Why does this work? It doesn’t! Our brains are merely wired to appreciate symmetry and repetition. It means absolutely nothing!
However, it does give us something to anchor on. If history stands, the 2025 high is behind us and we are now in a drawdown phase. The above suggests we are hunting for a bottom sometime in the next 12 months. We don’t know the path, but if we believe a bottom exists, we know the destination.
Choose Your Own Adventure
Let’s build a little framework around this:
We don’t know when it will bottom
We don’t know how far it will
You may think this is stupid, but I believe we will recapture all-time highs again at some point in the future.
If you agree with me that we can get back to ATH, then we can from here choose our own adventure:
At some point, for any investor, the price becomes attractive again.
Someone yesterday possibly bought with the view that we return to ATH within the year. Clearly, they were happy with a ~40% IRR if you took that view
My point is, choose your own adventure!
This is a basic example of looking at forward returns. Read between the lines: this is about becoming a buyer in public markets. It doesn’t have to be Bitcoin; it can be equities or credit. (And if you’re not using AI to model these forward-looking outcomes by now, what are you even doing?)
Don’t Be a Passenger
If you want to buy the dip effectively, you need the ability to rebalance. You must become a liquidity provider when there is no liquidity! But you need liquidity yourself to achieve this outcome.

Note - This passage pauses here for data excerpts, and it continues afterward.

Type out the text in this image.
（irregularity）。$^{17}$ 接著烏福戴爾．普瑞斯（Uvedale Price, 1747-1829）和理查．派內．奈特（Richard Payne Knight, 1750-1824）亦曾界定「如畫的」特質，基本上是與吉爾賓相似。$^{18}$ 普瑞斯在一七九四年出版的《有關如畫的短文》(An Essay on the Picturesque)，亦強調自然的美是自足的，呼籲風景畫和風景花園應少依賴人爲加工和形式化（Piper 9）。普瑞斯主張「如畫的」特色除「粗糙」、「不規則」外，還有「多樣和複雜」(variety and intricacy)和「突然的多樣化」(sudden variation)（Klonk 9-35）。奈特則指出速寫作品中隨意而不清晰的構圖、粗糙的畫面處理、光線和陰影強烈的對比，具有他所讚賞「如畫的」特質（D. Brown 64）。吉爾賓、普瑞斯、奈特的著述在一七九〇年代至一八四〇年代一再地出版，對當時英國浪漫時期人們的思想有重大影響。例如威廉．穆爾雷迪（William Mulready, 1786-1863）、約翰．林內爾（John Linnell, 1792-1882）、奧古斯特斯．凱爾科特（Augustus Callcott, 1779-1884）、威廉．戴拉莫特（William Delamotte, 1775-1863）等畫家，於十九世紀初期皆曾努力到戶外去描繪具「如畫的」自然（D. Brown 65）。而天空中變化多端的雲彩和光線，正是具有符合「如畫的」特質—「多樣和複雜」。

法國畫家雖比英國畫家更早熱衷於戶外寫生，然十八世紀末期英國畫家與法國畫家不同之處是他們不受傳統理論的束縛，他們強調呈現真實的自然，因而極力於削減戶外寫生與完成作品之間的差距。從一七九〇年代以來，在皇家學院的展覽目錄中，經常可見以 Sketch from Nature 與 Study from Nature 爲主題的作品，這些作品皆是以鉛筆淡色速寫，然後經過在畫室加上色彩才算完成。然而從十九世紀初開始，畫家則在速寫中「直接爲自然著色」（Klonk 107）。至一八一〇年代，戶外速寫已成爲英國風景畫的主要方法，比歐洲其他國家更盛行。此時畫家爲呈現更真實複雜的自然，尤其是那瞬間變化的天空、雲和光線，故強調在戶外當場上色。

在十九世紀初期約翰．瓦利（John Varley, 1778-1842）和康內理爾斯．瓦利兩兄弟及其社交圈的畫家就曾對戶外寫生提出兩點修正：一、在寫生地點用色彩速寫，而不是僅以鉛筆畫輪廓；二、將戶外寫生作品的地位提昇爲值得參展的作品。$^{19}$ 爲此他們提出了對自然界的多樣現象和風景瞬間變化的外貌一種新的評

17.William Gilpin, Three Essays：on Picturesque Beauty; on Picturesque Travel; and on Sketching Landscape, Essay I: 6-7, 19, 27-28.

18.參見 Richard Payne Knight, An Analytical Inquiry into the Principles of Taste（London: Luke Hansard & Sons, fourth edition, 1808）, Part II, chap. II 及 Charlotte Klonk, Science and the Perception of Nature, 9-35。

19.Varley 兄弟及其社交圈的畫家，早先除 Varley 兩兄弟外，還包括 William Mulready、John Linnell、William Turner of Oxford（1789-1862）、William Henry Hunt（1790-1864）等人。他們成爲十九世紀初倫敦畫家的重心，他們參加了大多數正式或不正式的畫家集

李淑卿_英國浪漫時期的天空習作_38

If you have fully embraced the democratisation, you might be feeling smug because your portfolio didn’t mark down this month. But you also can’t rebalance into a -30% drawdown if your capital is locked up in a private credit fund.
Private markets are great for smoothing returns, but they are terrible for capturing dislocations. Don’t let laziness strip you of your ability to be a liquidity provider when the market actually pays you for it.
Thanks
Well done for making it this far and it pleases me you are reading this sentence. I thank you for reading the above and I hope it has provoked some thoughts.